Ladies and gentlemen, the knowledge revolution gives states, cities and companies the right to win in the arena of international competition, and to be part of the heroes list. I am optimistic about the future; I believe there will be a bigger and deeper international cooperation in all areas. The knowledge era, which embraces human activities, is an excellent rational age. Wherever there is a brain, there are solutions, and wherever there is reality, illusions disappear.

In our regional role, we set an example to one billion and a half people, in the context of continuous development, modern and diverse economy and creative cooperation between the best expertise from the East and West.

To back up this role and to enhance it, we have established the Mohammed Bin Rashid Al Maktoum Foundation for Human Development, with a budget of $10 billion to raise awareness and disseminate knowledge in Arab and Islamic societies, and to help the people in the region acquire the knowledge age skills. We are also on the way to establishing academic institutes that encourages creativity to answer the needs of our youth, and for those institutes to be the incubators of outstanding youth in the region, to be the leaders of the future. I am happy to inform you that this establishment is on the way of being achieved very soon.

Ladies and gentlemen, your forum's inquiry about the new heroes at the state, country and company levels is an inquiry about the new leaders. The age of knowledge paves the way for speedy economic, political, social and cultural changes, which usually needs leaderships that are aware of the nature of change and its deep imprints.

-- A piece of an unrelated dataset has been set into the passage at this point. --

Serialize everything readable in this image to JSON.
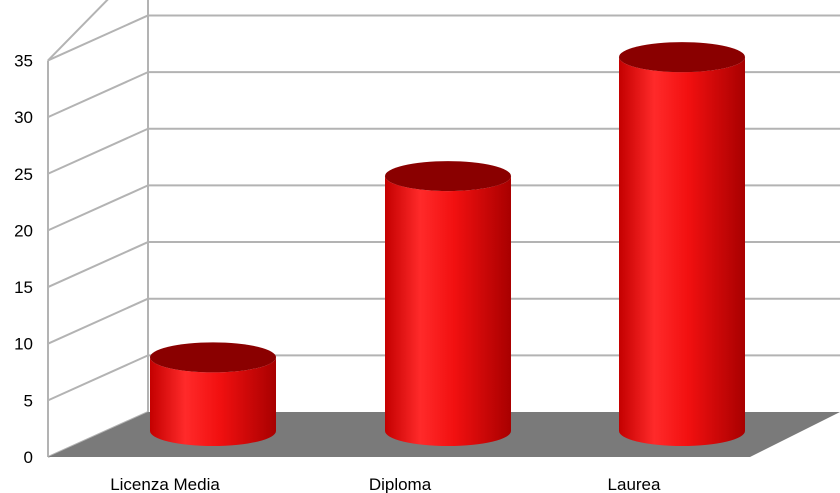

They help in enhancing the chances of continuous development, social unity, security and stability on the national and international levels.

From my personal experience, building a youthful leadership with a renewable vision of its roles in government and in the private sector is an initial and absolute requisite for continuous development, progress and turning plans and projects, dreams and new ideas into important achievements on the ground.

It is my personal responsibility to build generations of youthful leaderships open to new ideas and the changing world and diversity, it would not have been possible to realise our achievements witnessed by the world without having the will to change what is theoretical to practical, and to get to know the best practices in the world, to learn from the different international experiences, successful and unsuccessful experiences and experiments.

Ladies and gentlemen, I would like to request all participants, whether from the government or private sector or any other sector, to support building generations of highly qualified new leaders to face the new challenges in the constantly changing international power balance - a leadership that believes in joint efforts to achieve our goals in the spirit of human advancement.